Warum ausgerechnet Healthcare? Der Sektor sei von der Cybersecurity-Industrie „vergessen“ worden, argumentiert Nedbal – weil dort andere Regeln gelten. Klassische Schutzmechanismen ließen sich auf medizinischen Geräten und in klinischen Netzen nicht so einsetzen wie in der Enterprise-IT. Hinzu komme, dass während der Pandemie eine Hemmschwelle gefallen sei: Krankenhäuser würden heute ohne Schonung attackiert – rund um die Uhr.

Hier setzt das Resilienz-Argument der Gründer an: Krankenhäuser seien ein Paradebeispiel für kritische Infrastruktur, deren Absicherung längst keine rein technische Frage mehr sei, sondern eine der europäischen Souveränität. Die Sorge: Erkenntnisse über neue, KI-getriebene Angriffsmuster zirkulierten oft nur in einem begrenzten Kreis großer US-Anbieter – Krankenhaussoftware-Hersteller und europäische Institutionen seien dabei selten am Tisch. Eine eigenständige europäische Antwort, die nicht aus den USA, Israel oder China komme, sieht das Team daher als Chance. Konsequenterweise habe man auch die Finanzierung „aus Europa und für für das globale Wachstum“ gestemmt – die IP bleibe aber in Europa.

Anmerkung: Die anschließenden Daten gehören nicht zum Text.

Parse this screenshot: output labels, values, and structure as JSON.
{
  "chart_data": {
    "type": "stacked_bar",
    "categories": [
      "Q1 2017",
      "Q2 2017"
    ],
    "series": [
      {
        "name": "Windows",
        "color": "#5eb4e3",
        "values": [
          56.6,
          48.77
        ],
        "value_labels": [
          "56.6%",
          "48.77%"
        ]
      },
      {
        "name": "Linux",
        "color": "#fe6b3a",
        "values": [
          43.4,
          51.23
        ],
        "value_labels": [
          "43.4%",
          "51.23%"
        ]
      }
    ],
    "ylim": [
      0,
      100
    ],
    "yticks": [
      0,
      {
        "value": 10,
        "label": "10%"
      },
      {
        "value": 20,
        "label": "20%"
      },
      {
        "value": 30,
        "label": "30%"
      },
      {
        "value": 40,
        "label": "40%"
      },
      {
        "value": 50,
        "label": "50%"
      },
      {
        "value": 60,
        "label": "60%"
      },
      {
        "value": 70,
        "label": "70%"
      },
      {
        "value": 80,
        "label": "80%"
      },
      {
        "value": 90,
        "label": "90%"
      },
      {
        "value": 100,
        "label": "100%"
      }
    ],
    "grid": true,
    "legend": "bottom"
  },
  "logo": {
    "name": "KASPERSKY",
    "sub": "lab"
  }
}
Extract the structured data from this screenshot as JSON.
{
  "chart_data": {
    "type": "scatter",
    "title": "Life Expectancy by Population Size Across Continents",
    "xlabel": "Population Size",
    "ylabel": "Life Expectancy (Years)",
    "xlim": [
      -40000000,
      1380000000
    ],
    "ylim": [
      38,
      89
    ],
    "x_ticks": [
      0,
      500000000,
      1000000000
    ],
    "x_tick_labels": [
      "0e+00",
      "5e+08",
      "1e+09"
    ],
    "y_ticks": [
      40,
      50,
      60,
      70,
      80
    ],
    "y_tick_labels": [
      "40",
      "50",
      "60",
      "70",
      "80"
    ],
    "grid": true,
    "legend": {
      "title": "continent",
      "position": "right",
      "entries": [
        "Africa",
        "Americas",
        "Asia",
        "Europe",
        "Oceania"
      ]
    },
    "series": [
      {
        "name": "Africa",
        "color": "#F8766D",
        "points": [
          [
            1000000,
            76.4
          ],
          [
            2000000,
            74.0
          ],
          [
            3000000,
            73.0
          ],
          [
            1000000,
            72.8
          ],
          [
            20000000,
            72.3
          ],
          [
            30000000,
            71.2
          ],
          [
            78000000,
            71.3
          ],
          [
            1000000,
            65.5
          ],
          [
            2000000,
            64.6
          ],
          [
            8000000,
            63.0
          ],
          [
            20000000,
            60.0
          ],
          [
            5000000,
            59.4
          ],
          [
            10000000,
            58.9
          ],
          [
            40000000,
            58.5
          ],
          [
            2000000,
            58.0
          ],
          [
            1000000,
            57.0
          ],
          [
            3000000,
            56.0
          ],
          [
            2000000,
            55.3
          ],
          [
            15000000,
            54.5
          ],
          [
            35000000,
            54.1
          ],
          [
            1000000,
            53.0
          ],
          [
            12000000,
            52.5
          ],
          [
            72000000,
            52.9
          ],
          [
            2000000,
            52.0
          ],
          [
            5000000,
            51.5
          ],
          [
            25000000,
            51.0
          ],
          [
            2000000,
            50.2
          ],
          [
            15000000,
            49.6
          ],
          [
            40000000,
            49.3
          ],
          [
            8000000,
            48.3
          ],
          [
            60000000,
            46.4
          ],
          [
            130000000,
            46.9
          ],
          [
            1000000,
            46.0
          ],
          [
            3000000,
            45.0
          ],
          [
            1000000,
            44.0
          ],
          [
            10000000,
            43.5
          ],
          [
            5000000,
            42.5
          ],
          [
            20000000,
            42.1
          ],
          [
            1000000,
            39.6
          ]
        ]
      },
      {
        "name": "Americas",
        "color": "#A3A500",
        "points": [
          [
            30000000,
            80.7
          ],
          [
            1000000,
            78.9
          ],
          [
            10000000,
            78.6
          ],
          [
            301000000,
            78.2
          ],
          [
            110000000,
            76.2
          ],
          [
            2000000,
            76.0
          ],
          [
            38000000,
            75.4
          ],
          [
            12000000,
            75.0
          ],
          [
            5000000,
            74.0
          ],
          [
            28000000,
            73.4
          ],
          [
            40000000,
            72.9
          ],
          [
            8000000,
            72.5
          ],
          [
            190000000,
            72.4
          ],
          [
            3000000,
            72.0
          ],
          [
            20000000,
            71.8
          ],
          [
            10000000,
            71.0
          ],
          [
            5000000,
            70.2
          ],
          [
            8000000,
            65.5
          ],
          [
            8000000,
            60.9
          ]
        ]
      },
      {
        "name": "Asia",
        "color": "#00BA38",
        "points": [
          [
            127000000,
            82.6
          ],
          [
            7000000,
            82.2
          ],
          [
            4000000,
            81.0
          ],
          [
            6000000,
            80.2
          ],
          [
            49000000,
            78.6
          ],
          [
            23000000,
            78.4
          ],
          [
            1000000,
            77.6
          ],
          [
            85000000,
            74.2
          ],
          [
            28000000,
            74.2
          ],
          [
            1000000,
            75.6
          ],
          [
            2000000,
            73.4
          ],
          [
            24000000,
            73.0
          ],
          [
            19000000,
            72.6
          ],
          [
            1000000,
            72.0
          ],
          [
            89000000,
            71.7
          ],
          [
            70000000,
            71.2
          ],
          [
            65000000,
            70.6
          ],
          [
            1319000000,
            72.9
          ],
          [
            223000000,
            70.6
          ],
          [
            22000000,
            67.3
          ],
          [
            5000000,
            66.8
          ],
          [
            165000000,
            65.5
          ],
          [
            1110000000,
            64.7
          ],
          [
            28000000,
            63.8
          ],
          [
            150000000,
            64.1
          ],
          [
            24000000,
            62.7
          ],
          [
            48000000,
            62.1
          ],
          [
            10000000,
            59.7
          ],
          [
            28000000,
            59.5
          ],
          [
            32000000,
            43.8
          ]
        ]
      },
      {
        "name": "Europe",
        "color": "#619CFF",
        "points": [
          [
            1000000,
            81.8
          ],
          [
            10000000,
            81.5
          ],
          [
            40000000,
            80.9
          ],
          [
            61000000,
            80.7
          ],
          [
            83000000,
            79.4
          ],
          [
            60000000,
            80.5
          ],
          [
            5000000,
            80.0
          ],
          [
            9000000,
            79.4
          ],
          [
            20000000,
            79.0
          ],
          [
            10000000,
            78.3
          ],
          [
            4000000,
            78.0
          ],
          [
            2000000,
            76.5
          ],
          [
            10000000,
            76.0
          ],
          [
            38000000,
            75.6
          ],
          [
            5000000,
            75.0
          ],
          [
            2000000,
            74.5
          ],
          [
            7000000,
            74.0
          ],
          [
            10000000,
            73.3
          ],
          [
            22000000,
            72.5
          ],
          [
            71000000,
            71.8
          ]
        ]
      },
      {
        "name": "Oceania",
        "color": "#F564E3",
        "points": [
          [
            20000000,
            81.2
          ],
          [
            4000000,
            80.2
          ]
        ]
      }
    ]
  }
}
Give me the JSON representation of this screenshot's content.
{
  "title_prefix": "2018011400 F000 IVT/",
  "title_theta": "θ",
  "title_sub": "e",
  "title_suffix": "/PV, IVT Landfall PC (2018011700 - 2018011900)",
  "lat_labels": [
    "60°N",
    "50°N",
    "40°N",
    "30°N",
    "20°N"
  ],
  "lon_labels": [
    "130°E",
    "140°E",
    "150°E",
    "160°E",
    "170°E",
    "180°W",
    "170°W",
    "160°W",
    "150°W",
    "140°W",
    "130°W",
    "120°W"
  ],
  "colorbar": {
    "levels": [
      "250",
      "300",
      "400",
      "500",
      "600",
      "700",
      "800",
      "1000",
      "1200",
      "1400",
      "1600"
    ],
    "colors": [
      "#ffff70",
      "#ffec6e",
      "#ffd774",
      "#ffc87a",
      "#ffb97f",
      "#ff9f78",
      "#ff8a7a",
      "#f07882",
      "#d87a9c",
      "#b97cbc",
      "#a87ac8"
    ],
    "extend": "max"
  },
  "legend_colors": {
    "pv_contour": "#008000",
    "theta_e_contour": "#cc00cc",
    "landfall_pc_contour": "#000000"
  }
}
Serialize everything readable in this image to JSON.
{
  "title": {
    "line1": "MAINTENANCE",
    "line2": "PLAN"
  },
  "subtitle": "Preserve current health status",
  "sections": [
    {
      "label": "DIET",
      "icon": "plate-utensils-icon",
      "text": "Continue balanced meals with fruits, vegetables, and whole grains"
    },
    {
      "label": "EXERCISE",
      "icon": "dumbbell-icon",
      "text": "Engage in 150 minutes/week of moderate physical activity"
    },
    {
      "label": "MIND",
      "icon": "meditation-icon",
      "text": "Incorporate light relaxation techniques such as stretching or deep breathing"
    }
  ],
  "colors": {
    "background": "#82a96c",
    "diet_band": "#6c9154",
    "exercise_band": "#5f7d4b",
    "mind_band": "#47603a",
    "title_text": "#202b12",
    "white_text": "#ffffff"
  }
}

Die nächste Bedrohungsstufe sieht SecurITe in autonomen Agenten: Setzen Kliniken selbst KI-Agenten ein, könnten diese sich fehlverhalten; ein Angriff durch autonome Agenten sei zudem um ein Vielfaches gefährlicher als von einem menschlichen Akteur. Genau hier setzt das Produkt agentis360 an: Statt auf eine zentrale Instanz setzt es auf eigene Sensoren und kleine KI-Modelle, die direkt in der Infrastruktur sitzen und das Verhalten von Systemen und Agenten laufend auf Auffälligkeiten profilieren. Mit dem frischen Kapital will das Unternehmen die Produktentwicklung vorantreiben und parallel internationalen Vertrieb sowie Partnerschaften aufbauen – mit Europa als Ausgangspunkt und dem globalen Rollout für kritische Infrastruktur als nächstes Ziel.